Question

$\text{A}$ and $\text{B}$ throw a die alternatively till one of them gets a $6$ and wins the game. Find their respective probabilities of winning, if $\text{A}$ starts first .

Answer 1

Let success (getting a $6$) is denoted by $\text{S}$ and the failure(not getting $6$) is denoted by $\text{F}$.

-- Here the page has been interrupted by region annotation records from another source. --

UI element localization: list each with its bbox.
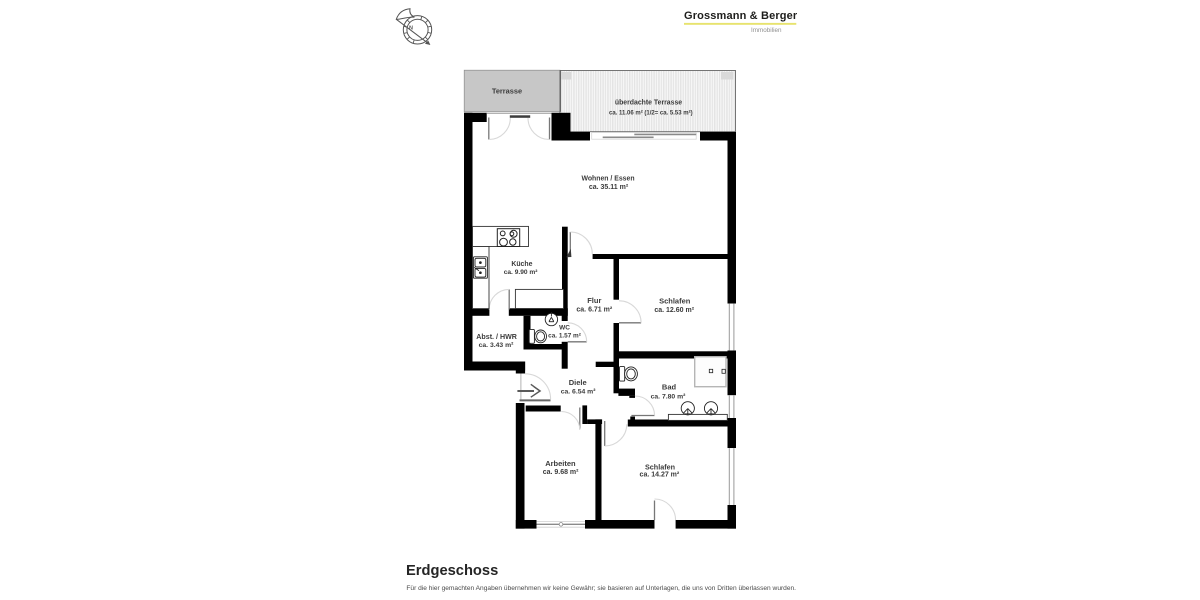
svg-text:Arbeiten: Arbeiten: [545, 459, 576, 468]
svg-text:Flur: Flur: [587, 296, 601, 305]
svg-text:ca. 6.54 m²: ca. 6.54 m²: [561, 389, 596, 396]
svg-text:ca. 14.27 m²: ca. 14.27 m²: [640, 471, 680, 478]
svg-text:Schlafen: Schlafen: [659, 296, 691, 305]
svg-text:ca. 7.80 m²: ca. 7.80 m²: [651, 394, 686, 401]
svg-text:Abst. / HWR: Abst. / HWR: [476, 333, 517, 341]
svg-text:WC: WC: [559, 324, 570, 331]
svg-text:ca. 9.90 m²: ca. 9.90 m²: [504, 269, 539, 276]
svg-text:Schlafen: Schlafen: [645, 463, 675, 472]
svg-text:Küche: Küche: [511, 261, 532, 268]
svg-text:ca. 3.43 m²: ca. 3.43 m²: [479, 342, 514, 349]
svg-text:Bad: Bad: [662, 382, 677, 391]
svg-text:überdachte Terrasse: überdachte Terrasse: [615, 100, 682, 107]
svg-text:Grossmann & Berger: Grossmann & Berger: [684, 10, 798, 22]
svg-text:ca. 1.57 m²: ca. 1.57 m²: [548, 333, 581, 340]
svg-text:Terrasse: Terrasse: [492, 87, 522, 96]
svg-text:N: N: [409, 26, 413, 32]
svg-text:ca. 6.71 m²: ca. 6.71 m²: [576, 307, 612, 314]
svg-text:Erdgeschoss: Erdgeschoss: [406, 563, 498, 579]
svg-text:ca. 11.06 m² (1/2= ca. 5.53 m²: ca. 11.06 m² (1/2= ca. 5.53 m²): [609, 110, 693, 117]
svg-text:ca. 12.60 m²: ca. 12.60 m²: [654, 307, 694, 314]
svg-text:ca. 35.11 m²: ca. 35.11 m²: [589, 184, 629, 191]
svg-text:Diele: Diele: [569, 378, 587, 387]
svg-text:ca. 9.68 m²: ca. 9.68 m²: [543, 469, 579, 476]
svg-text:Wohnen / Essen: Wohnen / Essen: [581, 176, 634, 183]
svg-text:Für die hier gemachten Angaben: Für die hier gemachten Angaben übernehme…: [406, 585, 796, 592]
svg-text:Immobilien: Immobilien: [751, 27, 782, 34]
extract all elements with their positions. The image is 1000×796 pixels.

When a die is thrown then sample space $\left\{1,2,3,4,5,6\right\}$

$$\begin{gathered} \text{P(S)=}\frac{1}{6}\text{=p} \\ \text{P(F)=}\frac{5}{6}\text{=q} \end{gathered}$$

If we throw the die then first $\text{A}$ throw then die $\text{B}$ is thrown, so

$$\begin{gathered} \text{P(A wins in the first throw )=p} \\ \text{P(A wins in the third throw)=qqp} \\ \text{P(A wins in the fifth throw)=qqqqp} \end{gathered}$$

$\text{P(A wins)=p+qqp+qqqqp+ ⋯⋯⋯⋯⋯⋯⋯⋯⋯⋯}$

$$\begin{gathered} ={\text{p+q}}^2{\text{p+q}}^4\text{p+⋯⋯⋯⋯⋯⋯⋯⋯⋯} \\ ={\text{p(1+q}}^2{\text{+q}}^4\text{+⋯⋯⋯⋯⋯⋯)} \\ =\text{p(}\frac{1}{1-{\text{q}}^2}{\text{) (here 1+q}}^2{\text{+q}}^4\text{+⋯⋯⋯⋯⋯ is a G.P.)} \\ =\frac{\text{p}}{1-{\text{q}}^2} \end{gathered}$$

Now we find $1-{\text{q}}^2\text{=1-(}\frac{5}{6}{\text{)}}^2\text{=1-}\frac{25}{36}\text{=}\frac{36-25}{36}\text{=}\frac{11}{36}$

Now we find $\frac{\text{p}}{1-{\text{q}}^2}=\frac{1}{6}÷\frac{11}{36}=\frac{1}{6}\times \frac{36}{11}=\frac{6}{11}$

Hence, $\text{P(A wins)=}\frac{6}{11}$, $\text{P(B wins)= 1-P(A wins)=1-}\frac{6}{11}\text{=}\frac{11-6}{11}\text{=}\frac{5}{11}$